Wednesday, July 8, 2009

Sexual Pleasure Begins in Your Brain

Your brain and nervous system control your sex glands and genitals, and this is why they also control your sexual desire, as well as orgasms. This is why, for example, visual images trigger sexual desire in both sexes.

Your brain stem also emits nerve impulses that control erectile function. These nerve impulses navigate through the erection center of your spinal column to the erectile tissue of your penis, where they trigger a chain reaction in the membranes of your vascular muscle cells. This sophisticated chain reaction is dependent on a messenger molecule called cyclic guanosine monophosphate, or cGMP.
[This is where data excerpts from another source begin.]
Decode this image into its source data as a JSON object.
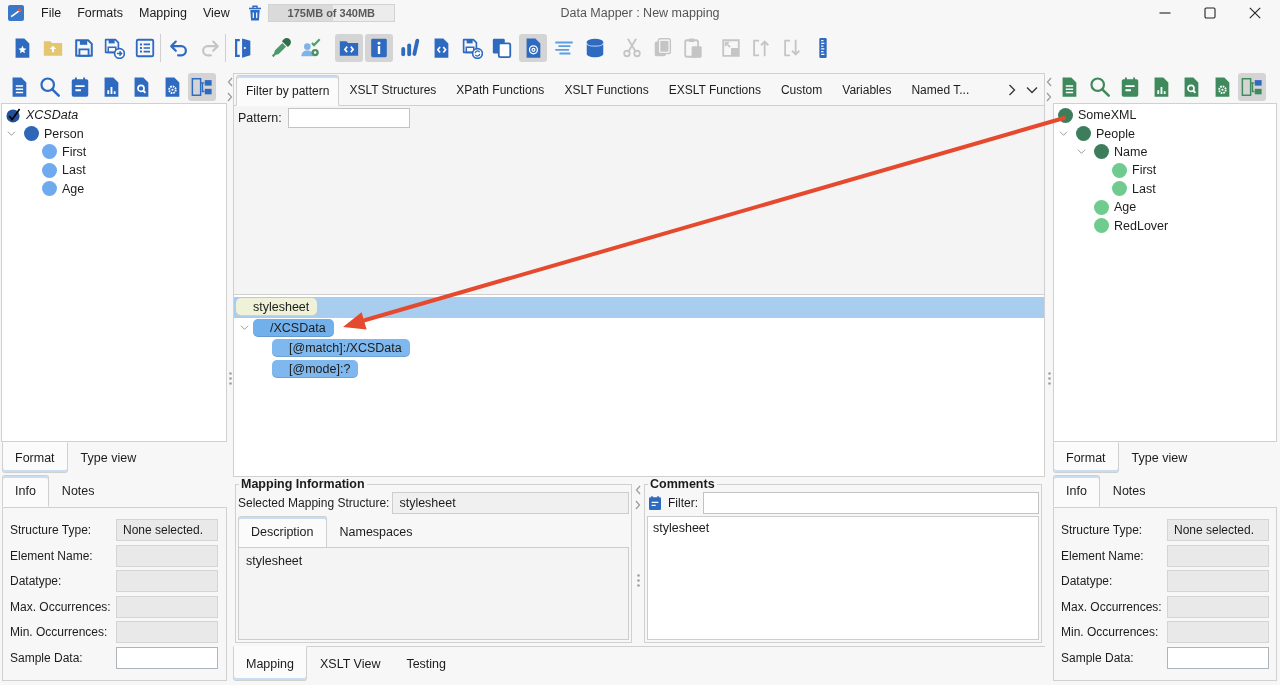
{
  "window": {
    "title": "Data Mapper : New mapping"
  },
  "menu": [
    {
      "label": "File"
    },
    {
      "label": "Formats"
    },
    {
      "label": "Mapping"
    },
    {
      "label": "View"
    }
  ],
  "memory": {
    "text": "175MB of 340MB",
    "level": 0.51
  },
  "toolbar": {
    "groups": [
      {
        "divider": true,
        "buttons": [
          {
            "pressed": false,
            "disabled": false
          },
          {
            "pressed": false,
            "disabled": false
          },
          {
            "pressed": false,
            "disabled": false
          },
          {
            "pressed": false,
            "disabled": false
          },
          {
            "pressed": false,
            "disabled": false
          }
        ]
      },
      {
        "divider": true,
        "buttons": [
          {
            "pressed": false,
            "disabled": false
          },
          {
            "pressed": false,
            "disabled": true
          }
        ]
      },
      {
        "divider": false,
        "buttons": [
          {
            "pressed": false,
            "disabled": false
          }
        ]
      },
      {
        "divider": false,
        "buttons": [
          {
            "pressed": false,
            "disabled": false
          },
          {
            "pressed": false,
            "disabled": false
          }
        ]
      },
      {
        "divider": false,
        "buttons": [
          {
            "pressed": true,
            "disabled": false
          },
          {
            "pressed": true,
            "disabled": false
          },
          {
            "pressed": false,
            "disabled": false
          },
          {
            "pressed": false,
            "disabled": false
          },
          {
            "pressed": false,
            "disabled": false
          },
          {
            "pressed": false,
            "disabled": false
          },
          {
            "pressed": true,
            "disabled": false
          },
          {
            "pressed": false,
            "disabled": false
          },
          {
            "pressed": false,
            "disabled": false
          }
        ]
      },
      {
        "divider": false,
        "buttons": [
          {
            "pressed": false,
            "disabled": true
          },
          {
            "pressed": false,
            "disabled": true
          },
          {
            "pressed": false,
            "disabled": true
          }
        ]
      },
      {
        "divider": false,
        "buttons": [
          {
            "pressed": false,
            "disabled": true
          },
          {
            "pressed": false,
            "disabled": true
          },
          {
            "pressed": false,
            "disabled": true
          },
          {
            "pressed": false,
            "disabled": false
          }
        ]
      }
    ]
  },
  "source_panel": {
    "tools": [
      {
        "pressed": false
      },
      {
        "pressed": false
      },
      {
        "pressed": false
      },
      {
        "pressed": false
      },
      {
        "pressed": false
      },
      {
        "pressed": false
      },
      {
        "pressed": true
      }
    ],
    "tree": [
      {
        "label": "XCSData",
        "kind": "check",
        "children": [
          {
            "label": "Person",
            "kind": "dot",
            "color": "#2e66b8",
            "expanded": true,
            "children": [
              {
                "label": "First",
                "kind": "dot",
                "color": "#6fa9ee"
              },
              {
                "label": "Last",
                "kind": "dot",
                "color": "#6fa9ee"
              },
              {
                "label": "Age",
                "kind": "dot",
                "color": "#6fa9ee"
              }
            ]
          }
        ]
      }
    ],
    "view_tabs": [
      {
        "label": "Format",
        "selected": true
      },
      {
        "label": "Type view",
        "selected": false
      }
    ],
    "info_tabs": [
      {
        "label": "Info",
        "selected": true
      },
      {
        "label": "Notes",
        "selected": false
      }
    ],
    "fields": [
      {
        "label": "Structure Type:",
        "value": "None selected.",
        "disabled": true
      },
      {
        "label": "Element Name:",
        "disabled": true
      },
      {
        "label": "Datatype:",
        "disabled": true
      },
      {
        "label": "Max. Occurrences:",
        "disabled": true
      },
      {
        "label": "Min. Occurrences:",
        "disabled": true
      },
      {
        "label": "Sample Data:",
        "disabled": false
      }
    ]
  },
  "functions_panel": {
    "tabs": [
      {
        "label": "Filter by pattern",
        "selected": true
      },
      {
        "label": "XSLT Structures",
        "selected": false
      },
      {
        "label": "XPath Functions",
        "selected": false
      },
      {
        "label": "XSLT Functions",
        "selected": false
      },
      {
        "label": "EXSLT Functions",
        "selected": false
      },
      {
        "label": "Custom",
        "selected": false
      },
      {
        "label": "Variables",
        "selected": false
      },
      {
        "label": "Named T...",
        "selected": false
      }
    ],
    "pattern": {
      "label": "Pattern:"
    }
  },
  "mapping_tree": [
    {
      "label": "stylesheet",
      "color": "#eff1d8",
      "selected": true,
      "children": [
        {
          "label": "/XCSData",
          "color": "#72b0ec",
          "selected": false,
          "expanded": true,
          "children": [
            {
              "label": "[@match]:/XCSData",
              "color": "#7fb8ee",
              "selected": false
            },
            {
              "label": "[@mode]:?",
              "color": "#7fb8ee",
              "selected": false
            }
          ]
        }
      ]
    }
  ],
  "target_panel": {
    "tools": [
      {
        "pressed": false
      },
      {
        "pressed": false
      },
      {
        "pressed": false
      },
      {
        "pressed": false
      },
      {
        "pressed": false
      },
      {
        "pressed": false
      },
      {
        "pressed": true
      }
    ],
    "tree": [
      {
        "label": "SomeXML",
        "kind": "dot",
        "color": "#3e7d5b",
        "children": [
          {
            "label": "People",
            "kind": "dot",
            "color": "#3e7d5b",
            "expanded": true,
            "children": [
              {
                "label": "Name",
                "kind": "dot",
                "color": "#3e7d5b",
                "expanded": true,
                "children": [
                  {
                    "label": "First",
                    "kind": "dot",
                    "color": "#6fcb8e"
                  },
                  {
                    "label": "Last",
                    "kind": "dot",
                    "color": "#6fcb8e"
                  }
                ]
              },
              {
                "label": "Age",
                "kind": "dot",
                "color": "#6fcb8e"
              },
              {
                "label": "RedLover",
                "kind": "dot",
                "color": "#6fcb8e"
              }
            ]
          }
        ]
      }
    ],
    "view_tabs": [
      {
        "label": "Format",
        "selected": true
      },
      {
        "label": "Type view",
        "selected": false
      }
    ],
    "info_tabs": [
      {
        "label": "Info",
        "selected": true
      },
      {
        "label": "Notes",
        "selected": false
      }
    ],
    "fields": [
      {
        "label": "Structure Type:",
        "value": "None selected.",
        "disabled": true
      },
      {
        "label": "Element Name:",
        "disabled": true
      },
      {
        "label": "Datatype:",
        "disabled": true
      },
      {
        "label": "Max. Occurrences:",
        "disabled": true
      },
      {
        "label": "Min. Occurrences:",
        "disabled": true
      },
      {
        "label": "Sample Data:",
        "disabled": false
      }
    ]
  },
  "mapping_info": {
    "title": "Mapping Information",
    "structure_label": "Selected Mapping Structure:",
    "structure_value": "stylesheet",
    "tabs": [
      {
        "label": "Description",
        "selected": true
      },
      {
        "label": "Namespaces",
        "selected": false
      }
    ],
    "description": "stylesheet"
  },
  "comments": {
    "title": "Comments",
    "filter_label": "Filter:",
    "text": "stylesheet"
  },
  "bottom_tabs": [
    {
      "label": "Mapping",
      "selected": true
    },
    {
      "label": "XSLT View",
      "selected": false
    },
    {
      "label": "Testing",
      "selected": false
    }
  ]
}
However, this works in reverse as well; an erection softens as soon as another enzyme called phosphodiesterase starts to degrade the cGMP molecules.

Drugs like Viagra, Levitra and Cialis work by inhibiting phosphodiesterase, which may help maintain your erection. But, these pills will not create an erection in and of themselves. Your initial erection still has to be triggered psychologically. Without that initial impetus, potency pills will have no effect whatsoever.

This is also why these pills are ineffective for many men who take them hoping for a magic jack-in-the-box effect.

As you might suspect, because your sexuality is so intimately tied to your mind, anxiety, defensiveness, fear, and failure of communication are all destructive psychological forces that can take a heavy toll on your libido, whether you’re a man or a woman, by acting as road blocks to desire.

According to Professor Gert Holstege with the University of Groningen in the Nederlands, “Fear and anxiety need to be avoided at all costs if a woman wishes to have an orgasm.”